Over two servings may place you in a category for the risk of vision loss. Research indicated three or more can possibly raise the risk of glaucoma.
Too much caffeine can cause eye twitches. You may experience blurry vision, upper eyelid spasms, and light sensitivity. The eye is a muscle and will spasm the same way other body parts do as a reaction to the stimulant. The twitch is usually harmless and painless and will go away on its own, but do not ignore it. Take it as a sign you need to cut back on the caffeine.
However, you must be cautious because the twitching could be a sign of the pink eye, and in rare cases, dystonia, Parkinson's disease, or Tourette's syndrome. It may just be a simple reason, but if it continues, and you have reduced caffeine intake, it may be time to have it checked by a doctor.

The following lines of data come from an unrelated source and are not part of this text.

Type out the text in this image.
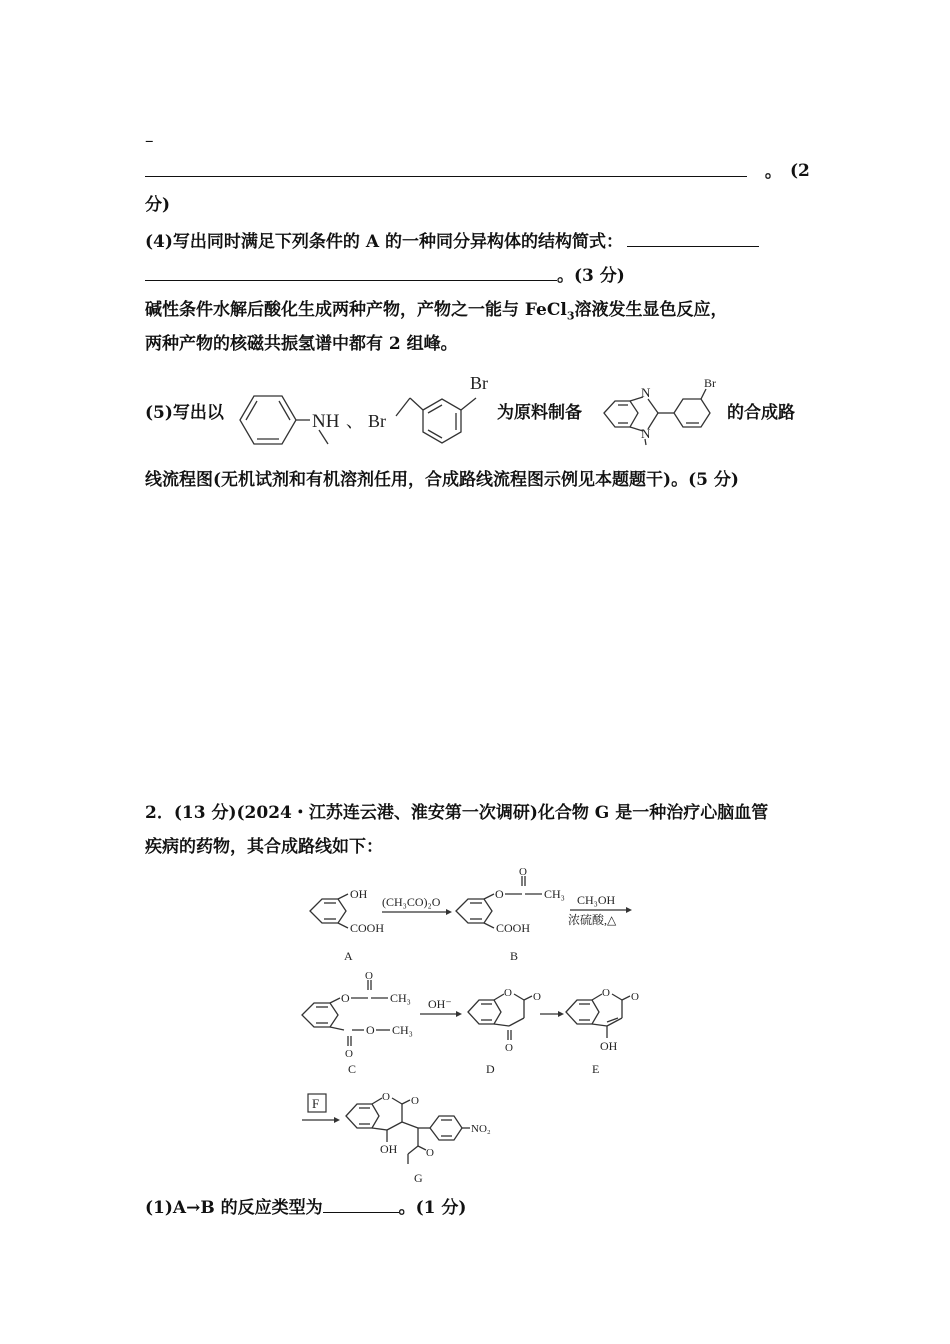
–
。 (2
分)
(4)写出同时满足下列条件的 A 的一种同分异构体的结构简式：
。(3 分)
碱性条件水解后酸化生成两种产物，产物之一能与 FeCl$_3$溶液发生显色反应，
两种产物的核磁共振氢谱中都有 2 组峰。
(5)写出以	NH 、 Br
Br
为原料制备
N
N
Br
的合成路
线流程图(无机试剂和有机溶剂任用，合成路线流程图示例见本题题干)。(5 分)
2．(13 分)(2024・江苏连云港、淮安第一次调研)化合物 G 是一种治疗心脑血管
疾病的药物，其合成路线如下：
OH
COOH
A
(CH₃CO)₂O
O
O
CH₃
COOH
B
CH₃OH
浓硫酸,△
O
O
CH₃
O
O CH₃
C
OH⁻
O O
O
D
O O
OH
E
F	O O
OH
NO₂
O
G
(1)A→B 的反应类型为	。(1 分)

Recent studies have indicated that caffeine does have an effect on intraocular pressure (IOP) or glaucoma. The optic nerve disease can be affected by improper nutrition. Many years ago, it was believed caffeine had no effect on IOP, or only in some rare cases. It does have an effect on the ocular blood flow and the constriction of the arteries and veins in the eye. If you have migraines or cardiovascular issues, it is safer to reduce your intake of caffeine and switch to decaffeinated drinks.
With this information, you now realize cutting back on those caffeinated beverages may be just what the doctor ordered. The two a day method may seem harsh, but so is losing your eyesight. With all of the decaffeinated beverages offered in today's market, you can switch without losing your favorite beverages.